16. We are of the opinion that the questions of law regarding additional excise duty and additional sales tax which admittedly arise in respect of the relevant assessment years are not covered by the earlier decision of this court in Rattan Chand Kapoor's case [1984] 149 ITR 1 (Delhi) or even by the case of V. Krishnan [1980] 121 ITR 859, decided by the Madras High Court, although those two decisions, as also the decision of the Supreme Court in Kedarnath Jute Mfg. Co. Ltd. [1971] 82 ITR 363, may be relevant and may have to be considered to decide these questions. The decisions of the Punjab and Haryana High Court in Shiv Parshad [1984] 146 ITR 397 and in Telu Ram Raunqi Ram [1984] ITR 401, cited by learned counsel for the assessed are inapplicable to the facts and circumstances of the present case.

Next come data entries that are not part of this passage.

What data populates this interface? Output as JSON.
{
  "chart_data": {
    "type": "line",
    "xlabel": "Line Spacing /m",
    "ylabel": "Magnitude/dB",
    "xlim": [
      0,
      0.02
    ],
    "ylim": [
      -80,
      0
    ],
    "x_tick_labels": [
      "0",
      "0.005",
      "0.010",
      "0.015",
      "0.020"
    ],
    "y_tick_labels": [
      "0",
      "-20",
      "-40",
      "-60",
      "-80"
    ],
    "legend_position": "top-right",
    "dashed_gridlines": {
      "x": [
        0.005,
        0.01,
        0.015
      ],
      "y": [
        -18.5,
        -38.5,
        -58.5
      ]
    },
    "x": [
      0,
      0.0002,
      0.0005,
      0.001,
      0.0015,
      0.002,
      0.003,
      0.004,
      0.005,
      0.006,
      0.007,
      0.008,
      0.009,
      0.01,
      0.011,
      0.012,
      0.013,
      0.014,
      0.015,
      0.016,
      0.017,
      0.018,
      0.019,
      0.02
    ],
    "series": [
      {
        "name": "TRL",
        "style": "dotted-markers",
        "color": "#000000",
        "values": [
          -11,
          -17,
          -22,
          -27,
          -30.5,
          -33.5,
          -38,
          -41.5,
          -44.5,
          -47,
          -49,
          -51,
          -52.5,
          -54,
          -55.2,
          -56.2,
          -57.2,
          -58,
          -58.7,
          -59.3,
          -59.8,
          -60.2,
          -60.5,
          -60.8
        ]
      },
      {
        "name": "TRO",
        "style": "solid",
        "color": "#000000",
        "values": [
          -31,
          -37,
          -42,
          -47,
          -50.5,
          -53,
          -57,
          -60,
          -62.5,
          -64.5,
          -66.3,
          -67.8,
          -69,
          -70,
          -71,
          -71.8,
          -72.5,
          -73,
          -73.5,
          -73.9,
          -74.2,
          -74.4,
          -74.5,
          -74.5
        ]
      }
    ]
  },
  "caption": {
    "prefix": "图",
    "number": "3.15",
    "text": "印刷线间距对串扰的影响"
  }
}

17. An interesting question, viz., whether the High Court can require the Appellate Tribunal to state the case and to refer it directly to the Supreme Court in case of a conflict in the decisions of the High Courts in respect of any particular question of law was raised in view of section 257 of the Act. We are expressing no opinion on it, as it is unnecessary to do so in the present case, there being no conflict in the decisions of the High Courts on the particulars question of law which has arisen in this case and it has to be answered on a proper interpretation of the provisions of the Excise Act and the Rules framed there under regarding accrual of liability to pay additional excise duty.
18. For the aforesaid reasons, we are not satisfied with the correctness of the decision of the Appellate Tribunal refusing to refer to this court the questions of law arising out of the substantive order of the Appellate Tribunal. We are of the opinion that the following question of law, regarding additional excise duty in respect of the assessment years 1976-77, 1977-78 and 1977-78, arises out of the order of the Appellate Tribunal and we direct the Appellate Tribunal to draw up a composite statement of case for the three years in question and to refer it to the High Court for its opinion :
"Whether, on the facts and circumstances of the case, the Income-tax Appellate Tribunal was correct in law in allowing the deduction of liability on account of additional excise duty in respect of the assessment years 1976-77, 1977-78 and 1978-79 and on account of additional sales tax in respect of assessment year 1977-78 ?"
19. Accordingly, I.T.C. No. 214 of 1986 is rejected and the other applications are allowed. Parties are left to bear their respective costs.